Recent public announcements concerning Connecticut’s fiscal condition have come out in separate disjointed fashion. Taken together, they spell impending crisis.
It is no surprise that the state is facing an enormous deficit this year (and into the future), due, in part, to the sudden economic shutdown occasioned by the pandemic.
However, in larger part, the crisis has been long coming and widely anticipated. It is a function of the bill coming due for decades of paying state employees massively overgenerous, yet woefully underfunded, compensation. It is unlikely that Connecticut will have money both to continue state operations and to fund employee retirement benefits.
On the first of this month, Governor Lamont released his official deficit mitigation plan, as required after Comptroller Kevin Lembo made the obvious official, namely that the state faces a deficit of $1.8 billion in the current year’s budget of approximately $21 billion.
No one really knows where the state and the country are headed economically. The good news is that the state’s rainy day fund has grown to $3 billion since 2017. Lamont said he would use most of the fund to close the budget gap.
Just days before, the governor announced his hiring of Boston Consulting Group to find $500 million in annual state savings, primarily from workforce attrition. The goal is to automate or eliminate many job functions, so that the expected retirement before mid-year 2022 of an estimated one-third of the state’s 49,000-person workforce will require the fewest possible replacements.
Of course, Lamont could have saved one-quarter of the savings target by using his emergency powers to cancel the $135 million state employee pay raise last July 1st.
That would have caused employees little pain, as demonstrated by a recently released Yankee Institute study, which found that Connecticut’s state and municipal employees (excluding teachers) are paid about $20,000 per year more than their private sector counterparts. That translates into an aggregate annual premium of almost $1 billion for 49,000 state employees, assuming they and municipal employees enjoy equivalent pay.
This enormous pay premium has persisted for well over a decade. If, during the past decade, state officials had followed a hiring policy of pay parity with the private sector, Connecticut would have saved billions, helping to close much of the huge gap between the meager $13 billion currently in the State Employee Retirement Fund (SERF) and its estimated future labilities of $34 billion.
The recently issued 2020 annual Cash Flow Report for SERF shows that SERF ran a negative cash flow last fiscal year ending on June 30th. Retirees were paid $2.1 billion in pension payments while the state contributed $1.6 billion, leaving a shortfall of about $500 million before employee contributions of almost $200 million and investment earnings of $200 million narrowed the ultimate cash flow deficit to $100 million.

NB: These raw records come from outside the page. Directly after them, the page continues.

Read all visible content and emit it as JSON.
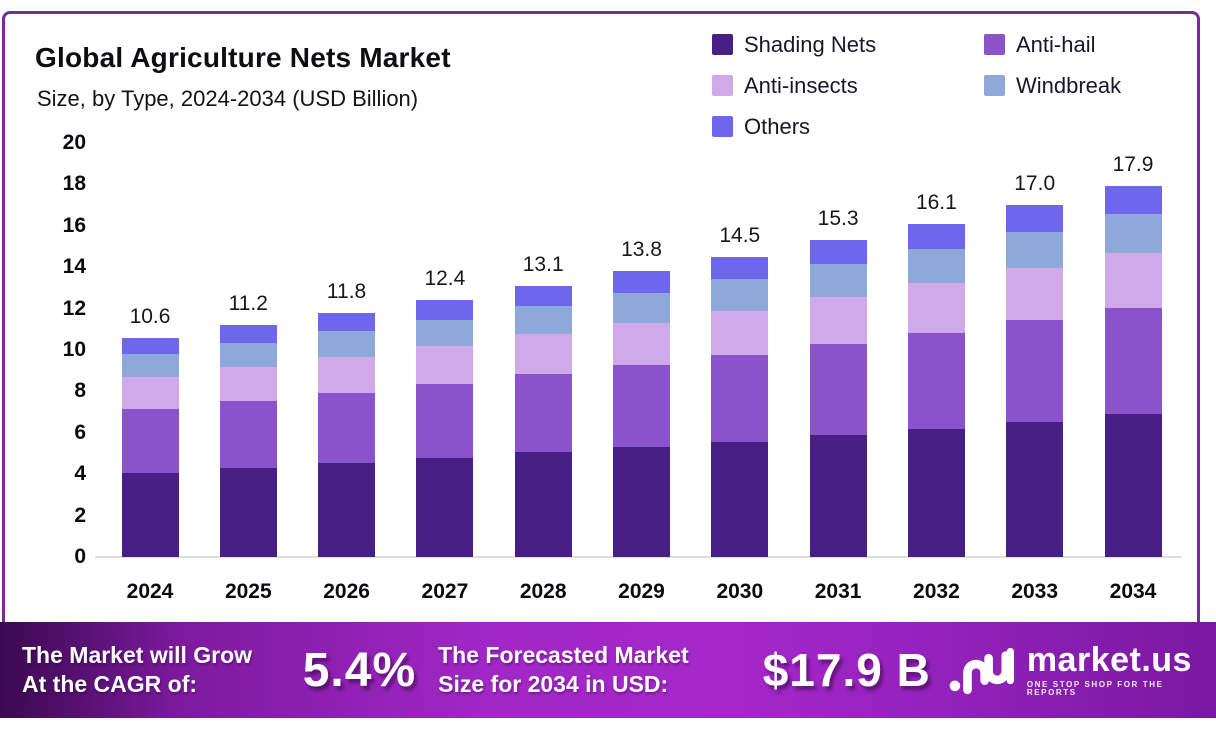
{
  "header": {
    "title": "Global Agriculture Nets Market",
    "subtitle": "Size, by Type, 2024-2034 (USD Billion)"
  },
  "chart_data": {
    "type": "bar",
    "stacked": true,
    "title": "Global Agriculture Nets Market Size, by Type, 2024-2034 (USD Billion)",
    "unit": "USD Billion",
    "categories": [
      "2024",
      "2025",
      "2026",
      "2027",
      "2028",
      "2029",
      "2030",
      "2031",
      "2032",
      "2033",
      "2034"
    ],
    "totals": [
      10.6,
      11.2,
      11.8,
      12.4,
      13.1,
      13.8,
      14.5,
      15.3,
      16.1,
      17.0,
      17.9
    ],
    "series": [
      {
        "name": "Shading Nets",
        "color": "#481f85",
        "values": [
          4.08,
          4.31,
          4.54,
          4.77,
          5.04,
          5.31,
          5.58,
          5.89,
          6.2,
          6.55,
          6.89
        ]
      },
      {
        "name": "Anti-hail",
        "color": "#8a52cb",
        "values": [
          3.05,
          3.23,
          3.4,
          3.57,
          3.77,
          3.97,
          4.18,
          4.41,
          4.64,
          4.9,
          5.16
        ]
      },
      {
        "name": "Anti-insects",
        "color": "#d0a9e9",
        "values": [
          1.57,
          1.66,
          1.75,
          1.84,
          1.94,
          2.04,
          2.15,
          2.26,
          2.38,
          2.52,
          2.65
        ]
      },
      {
        "name": "Windbreak",
        "color": "#8ea8da",
        "values": [
          1.1,
          1.16,
          1.23,
          1.29,
          1.36,
          1.44,
          1.51,
          1.59,
          1.67,
          1.77,
          1.86
        ]
      },
      {
        "name": "Others",
        "color": "#6f66ee",
        "values": [
          0.8,
          0.84,
          0.89,
          0.93,
          0.98,
          1.04,
          1.09,
          1.15,
          1.21,
          1.28,
          1.34
        ]
      }
    ],
    "y_ticks": [
      0,
      2,
      4,
      6,
      8,
      10,
      12,
      14,
      16,
      18,
      20
    ],
    "ylim": [
      0,
      20
    ],
    "grid": false,
    "legend_position": "top-right"
  },
  "banner": {
    "cagr_label_line1": "The Market will Grow",
    "cagr_label_line2": "At the CAGR of:",
    "cagr_value": "5.4%",
    "forecast_label_line1": "The Forecasted Market",
    "forecast_label_line2": "Size for 2034 in USD:",
    "forecast_value": "$17.9 B",
    "logo_name": "market.us",
    "logo_tagline": "ONE STOP SHOP FOR THE REPORTS"
  },
  "colors": {
    "card_border": "#7b2b93",
    "banner_gradient_left": "#3a0950",
    "banner_gradient_mid": "#a127c6",
    "banner_gradient_right": "#7a18a0",
    "axis_line": "#dcdce1"
  }
}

Soon, the flow of red ink at SERF will turn into a torrent. Last year there were roughly 52,000 retirees. By July 2022, the retirement of that one-third of active employees will add roughly another 16,000 retirees, a 31% increase. So, pension benefit payments will increase by 31% to about $2.8 billion.
To avoid a SERF cash flow crisis, the state contribution will have to increase dramatically… at the same time the state itself is facing a severe cash crunch.
It is not much of an exaggeration to say that Connecticut faces a choice between sustaining its own operations and saving SERF.
There are only three ways to avoid the financial crisis: (1) massive tax increases and/or service cuts (2) significant cuts in state employee benefits and/or (3) a federal bailout. Number one will convert a financial crisis into a full-blown economic crisis as the current exodus of businesses and individuals turns into a stampede to states with healthier business and tax climates.
Number two involves self-explanatory pain for state employees and tremendous political and legal turmoil. State employee union leaders have negotiated outlandishly generous benefits that they knew could never be paid, at least from the state’s own resources. Some rank and file union members may applaud union negotiators’ achievements. However, union leaders have knowingly allowed those benefits to go grossly underfunded; they authorized Malloy in 2017 and Lamont in 2019 to reduce scheduled state contributions to SERF over the next three decades.
Number three depends upon the outcome of the upcoming election. If national Democrats win total control in Washington, it is likely that they will bail out this deep blue state, whose financial fiasco has been wrought by their fellow Democrats and their public sector union allies who have controlled the state for about four decades.